Medicine

‘Transcendence’ provokes talks for brain mapping innovation

In “Transcendence” — out Friday and directed by Oscar-winning cinematographer Wally Pfister (“Inception,” “The Dark Knight”) — Johnny Depp plays Dr. Will Caster, an artificial-intelligence researcher who has spent his career trying to design a sentient computer that can hold, and even exceed, the world’s collective intelligence.

After he’s shot by antitechnology activists, his consciousness is uploaded to a computer network just before his body dies. A few years in, Depp-as-computer has developed the ability to heal people while networking their consciousness into his. As Will’s powers threaten to overwhelm the world, those on the outside debate whether he should be regarded as mankind’s savior — or its downfall.

While the film is science fiction, its technological milestones are based on real scientific theories and advances that could well happen, possibly in our lifetimes. Many scientists believe that the world’s aggregate computing intelligence will eventually eclipse the sum of all human knowledge. At that point, the world’s computers could become sentient, growing independent of us and operating on their own.

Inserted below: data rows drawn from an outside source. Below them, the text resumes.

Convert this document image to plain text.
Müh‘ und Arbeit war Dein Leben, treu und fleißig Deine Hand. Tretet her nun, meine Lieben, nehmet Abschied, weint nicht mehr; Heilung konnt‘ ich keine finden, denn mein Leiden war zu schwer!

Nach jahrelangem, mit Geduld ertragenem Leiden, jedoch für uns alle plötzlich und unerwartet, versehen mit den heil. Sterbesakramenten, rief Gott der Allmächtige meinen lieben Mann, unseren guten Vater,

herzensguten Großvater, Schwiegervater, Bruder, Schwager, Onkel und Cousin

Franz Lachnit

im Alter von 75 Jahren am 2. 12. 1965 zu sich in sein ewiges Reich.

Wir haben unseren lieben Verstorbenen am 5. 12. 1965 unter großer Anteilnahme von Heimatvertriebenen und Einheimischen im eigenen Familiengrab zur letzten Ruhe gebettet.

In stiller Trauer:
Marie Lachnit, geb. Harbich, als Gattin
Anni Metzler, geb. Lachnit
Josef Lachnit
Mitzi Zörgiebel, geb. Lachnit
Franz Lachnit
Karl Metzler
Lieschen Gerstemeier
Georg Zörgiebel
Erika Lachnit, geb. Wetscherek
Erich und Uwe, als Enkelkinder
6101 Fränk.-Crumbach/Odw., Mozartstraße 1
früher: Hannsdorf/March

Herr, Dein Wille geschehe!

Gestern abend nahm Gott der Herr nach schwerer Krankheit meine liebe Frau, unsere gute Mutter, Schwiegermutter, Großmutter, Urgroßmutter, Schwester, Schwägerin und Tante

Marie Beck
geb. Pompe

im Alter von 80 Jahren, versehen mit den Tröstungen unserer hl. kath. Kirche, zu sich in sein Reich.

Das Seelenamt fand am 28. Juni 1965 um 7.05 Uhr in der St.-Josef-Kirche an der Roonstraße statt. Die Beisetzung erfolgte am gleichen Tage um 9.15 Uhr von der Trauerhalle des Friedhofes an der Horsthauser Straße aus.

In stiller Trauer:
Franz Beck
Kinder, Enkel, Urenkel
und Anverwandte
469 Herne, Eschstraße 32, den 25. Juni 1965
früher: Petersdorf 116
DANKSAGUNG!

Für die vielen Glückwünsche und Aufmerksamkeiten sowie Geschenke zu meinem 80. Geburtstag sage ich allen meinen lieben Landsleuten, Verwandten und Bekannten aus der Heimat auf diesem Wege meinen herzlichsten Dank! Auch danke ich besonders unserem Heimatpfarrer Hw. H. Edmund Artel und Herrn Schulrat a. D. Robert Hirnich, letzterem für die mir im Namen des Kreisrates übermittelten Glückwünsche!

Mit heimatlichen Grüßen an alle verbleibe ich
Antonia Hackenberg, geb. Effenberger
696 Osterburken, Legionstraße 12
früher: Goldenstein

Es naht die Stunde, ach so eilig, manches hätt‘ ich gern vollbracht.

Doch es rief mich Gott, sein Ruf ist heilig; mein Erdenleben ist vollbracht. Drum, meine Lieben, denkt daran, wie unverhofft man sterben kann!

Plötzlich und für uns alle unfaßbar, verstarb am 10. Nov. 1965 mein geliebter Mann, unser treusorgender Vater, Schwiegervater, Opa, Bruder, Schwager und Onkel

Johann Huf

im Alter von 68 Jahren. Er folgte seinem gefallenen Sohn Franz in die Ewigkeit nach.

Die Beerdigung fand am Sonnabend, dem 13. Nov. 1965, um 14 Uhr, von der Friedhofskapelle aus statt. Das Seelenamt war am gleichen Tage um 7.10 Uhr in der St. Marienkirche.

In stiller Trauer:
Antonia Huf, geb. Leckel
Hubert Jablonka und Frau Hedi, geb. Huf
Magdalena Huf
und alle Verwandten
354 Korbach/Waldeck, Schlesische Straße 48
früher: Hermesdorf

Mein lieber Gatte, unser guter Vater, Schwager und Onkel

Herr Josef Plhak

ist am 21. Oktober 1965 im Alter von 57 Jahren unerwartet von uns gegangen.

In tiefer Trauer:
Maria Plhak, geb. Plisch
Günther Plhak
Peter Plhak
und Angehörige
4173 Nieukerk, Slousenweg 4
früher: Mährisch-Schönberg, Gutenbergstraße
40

Here’s a look at how — and how soon — it could happen.

Brain copying

“The theories associated with the film say that when a strong artificial intelligence wakes up, it will quickly become more intelligent than a human being,” screenwriter Jack Paglen says, referring to a concept known as “the singularity.”

In the film, the path toward the singularity occurs not organically, via evolving computer intelligence, but by the intentional copying of Will’s brain.

Efforts toward making this a real-life possibility have accelerated of late. In February, President Obama announced a billion-dollar effort to map out the human brain — which could lead to cures for scores of diseases — and the European Union has a similar effort underway.

“There are people working on mapping the human brain right now,” says Pfister. “A neurobiologist at Caltech thinks we’ll be able to map a human brain and possibly duplicate it [in about] 30 years.”

Healing the body

Later in the film, as Will’s powers grow, he begins to pull off fantastic achievements, including giving a blind man sight, regenerating his own body and spreading his power to the water and the air.

This conjecture was influenced by nanotechnology, the field of manipulating matter at the scale of a nanometer, or one-billionth of a meter. (By comparison, a human hair is around 70,000-100,000 nanometers wide.)

“In some circles, nanotechnology is the holy grail,” says Paglen, “where we could have microscopic, networked machines that would be capable of miracles.”

The potential uses of, and implications for, nanotechnology are vast and widely debated, but many believe the effects could be life-changing.

“When I visited MIT,” says Pfister, “I visited a cancer research institute. They’re talking about the ability of nanotechnology to be injected inside a human body, travel immediately to a cancer cell, and deliver a payload of medicine directly to that cell, eliminating [the need to] poison the whole body with chemo.”

Superpowers and curing cancer

But what we see in the film goes beyond just healing, as the people that virtual Will has healed develop special powers. One lifts an 800-pound metal antenna with ease; another jumps, from a standing position, from the ground right onto the roof of a building.

While this is a bit of creative conjecture, nanotechnology brings our conversion to superhumans into the realm of possibility.

“There’s the idea that nanotechnology could help repair the muscle fibers in your arm, then make your arm much stronger, because microscopic machines could go to the tissue in your bicep and repair it, and accelerate the natural process,” says Paglen.

“Nanotechnology could help us live longer, move faster and be stronger. It can possibly cure cancer, and help with all human ailments.”

Playing god

“One of [science-fiction author] Arthur C. Clarke’s laws is that any sufficiently advanced technology is indistinguishable from magic. That very quickly would become the case if this happened, because this artificial intelligence would be evolving technologies that we do not understand, and it would be capable of miracles by that definition,” says Paglen. “There are a lot of people who are deeply concerned about the possibility of this, because ultimately it would mean the emergence of some godlike being. That’s something I was very conscious of in terms of the metaphor of this story — how would the world respond to a living god?”

The filmmakers hope audiences will join them in pondering the questions raised by these inevitable technological leaps — not just about the nature of a

human-turned-technological-being, but the nature of the world that would result from this simultaneously frightening and thrilling possibility.

“One of the questions I’m really interested in is, ‘How will society respond if and when this happens?’ ” says Paglen. “Will we keep our composure and humanity in the face of something so inhuman?”